Three months ago, JetBlue Airways (JBLU -3.12%) appeared to be turning the corner, having stabilized its profitability. Unfortunately, a pair of hurricanes that hit some of its most important markets derailed JetBlue's profits during the third quarter.

Even so, JetBlue managed to post stronger results than most of its competitors last quarter. While hurricane-related revenue headwinds will continue to pressure JetBlue's performance in the fourth quarter, the company's strong underlying results bode well for 2018.

JetBlue Airways results: The raw numbers

Metric

Q3 2017

Q3 2016

Year-Over-Year Change

Revenue

$1.81 billion

$1.73 billion

4.7%

Total unit revenue

12.67 cents

12.55 cents

0.9%

Cost per available seat mile excluding fuel

8.07 cents

7.86 cents

2.7%

Net income

$179 million

$199 million

(10.2%)

Pretax margin

16.2%

19.1%

N/A

Adjusted EPS

$0.55

$0.58

(5.2%)

Data source: JetBlue Airways Q3 earnings release. Chart by author.

What happened with JetBlue Airways this quarter?

Entering the third quarter, JetBlue estimated that it would post solid unit revenue growth of about 1% despite increasing capacity 6.5% to 7.5% year over year. Meanwhile, it expected non-fuel unit costs to rise 1.5% to 3.5% year over year. Hurricanes Irma and Maria upended JetBlue's plans, though, forcing the carrier to cancel more than 2,500 flights.

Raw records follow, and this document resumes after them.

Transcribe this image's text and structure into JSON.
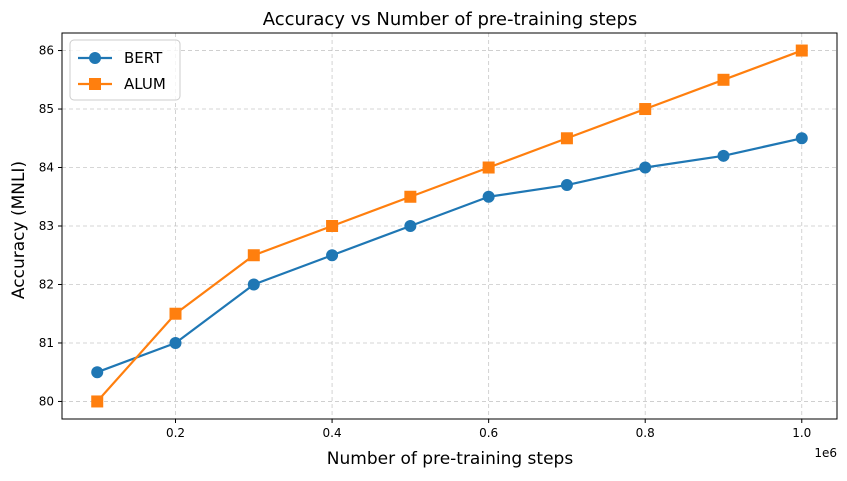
{
  "chart_data": {
    "type": "line",
    "title": "Accuracy vs Number of pre-training steps",
    "xlabel": "Number of pre-training steps",
    "ylabel": "Accuracy (MNLI)",
    "x_offset_label": "1e6",
    "x_scale": 1000000,
    "x": [
      100000,
      200000,
      300000,
      400000,
      500000,
      600000,
      700000,
      800000,
      900000,
      1000000
    ],
    "series": [
      {
        "name": "BERT",
        "values": [
          80.5,
          81.0,
          82.0,
          82.5,
          83.0,
          83.5,
          83.7,
          84.0,
          84.2,
          84.5
        ],
        "color": "#1f77b4",
        "marker": "circle"
      },
      {
        "name": "ALUM",
        "values": [
          80.0,
          81.5,
          82.5,
          83.0,
          83.5,
          84.0,
          84.5,
          85.0,
          85.5,
          86.0
        ],
        "color": "#ff7f0e",
        "marker": "square"
      }
    ],
    "xlim": [
      55000,
      1045000
    ],
    "ylim": [
      79.7,
      86.3
    ],
    "x_ticks": [
      200000,
      400000,
      600000,
      800000,
      1000000
    ],
    "x_tick_labels": [
      "0.2",
      "0.4",
      "0.6",
      "0.8",
      "1.0"
    ],
    "y_ticks": [
      80,
      81,
      82,
      83,
      84,
      85,
      86
    ],
    "y_tick_labels": [
      "80",
      "81",
      "82",
      "83",
      "84",
      "85",
      "86"
    ],
    "grid": true,
    "legend_position": "upper left"
  }
}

The net result on unit revenue was fairly muted. Revenue per available seat mile (RASM) rose 0.9% year over year last quarter. By contrast, the flight cancellations drove up non-fuel unit costs by approximately 2.75 percentage points, more than offsetting a 2-percentage-point tailwind related to the timing of various maintenance costs. Without the storm, non-fuel unit costs would have been roughly flat on a year-over-year basis.

A JetBlue Airways plane about to land, with water in the background

Two big hurricanes negatively impacted JetBlue's results last quarter. Image source: JetBlue Airways.

Leaving aside the hurricanes, JetBlue fared much better than most of its competitors in the midst of an industry fare war. Net income declined just 10% year over year, all of which was hurricane-related.

With its stock price remaining somewhat depressed, JetBlue continued to aggressively return cash to shareholders last quarter. It completed a $130 million accelerated share repurchase in the third quarter and has now repurchased $380 million of stock in 2017, completing a $500 million buyback authorization that was supposed to run through 2019.

What management had to say

While acknowledging the storm-related headwinds, JetBlue's management encouraged investors to focus on the big picture. "Despite unprecedented ATC challenges, repeated hurricane events, and a competitive industry pricing environment, we've been able to sustain solid margins, make progress toward our long-term margin commitments and return capital to our shareholders," remarked CFO Steve Priest.

JetBlue CEO Robin Hayes echoed these comments regarding JetBlue's long-term focus. "We are confident that the adjustments we are making to our network will limit any ongoing financial impact in 2018. Despite the short-term challenges, we remain focused on our long-term margin commitments to our shareholders," he said.

Hayes also tried to quantify the impact of the hurricanes on JetBlue's earnings, noting, "Our third quarter results were impacted by two hurricanes that reduced our EPS by approximately 6 cents."

Looking forward

While Hurricane Irma and Hurricane Maria both struck during September, they are expected to have a bigger impact on JetBlue's profitability this quarter than they did in the third quarter. JetBlue has a big footprint in Florida and the Caribbean, and the destruction caused by Maria in particular will continue to depress demand for months, if not years.

JetBlue projects that hurricane-related impacts will reduce its fourth-quarter revenue by $70 million to $90 million. Most of this lost revenue will flow through to the bottom line, reducing operating income by $50 million to $70 million and EPS by $0.10 to $0.13. Maintenance events that were postponed from the third quarter will also push JetBlue's non-fuel unit costs higher.

In total, JetBlue expects RASM to fall 0% to 3% this quarter, while non-fuel unit costs will rise 5% to 7% and fuel prices will increase to roughly $1.83/gallon, from $1.56/gallon a year ago. This implies that JetBlue's pretax margin could fall by nearly half from the 16.7% result posted in the fourth quarter of 2016.

On the bright side, JetBlue believes that a combination of recovering demand in Florida and capacity adjustments in the Caribbean will lead to better results by the beginning of 2018. This puts the carrier in position to resume its comeback next year.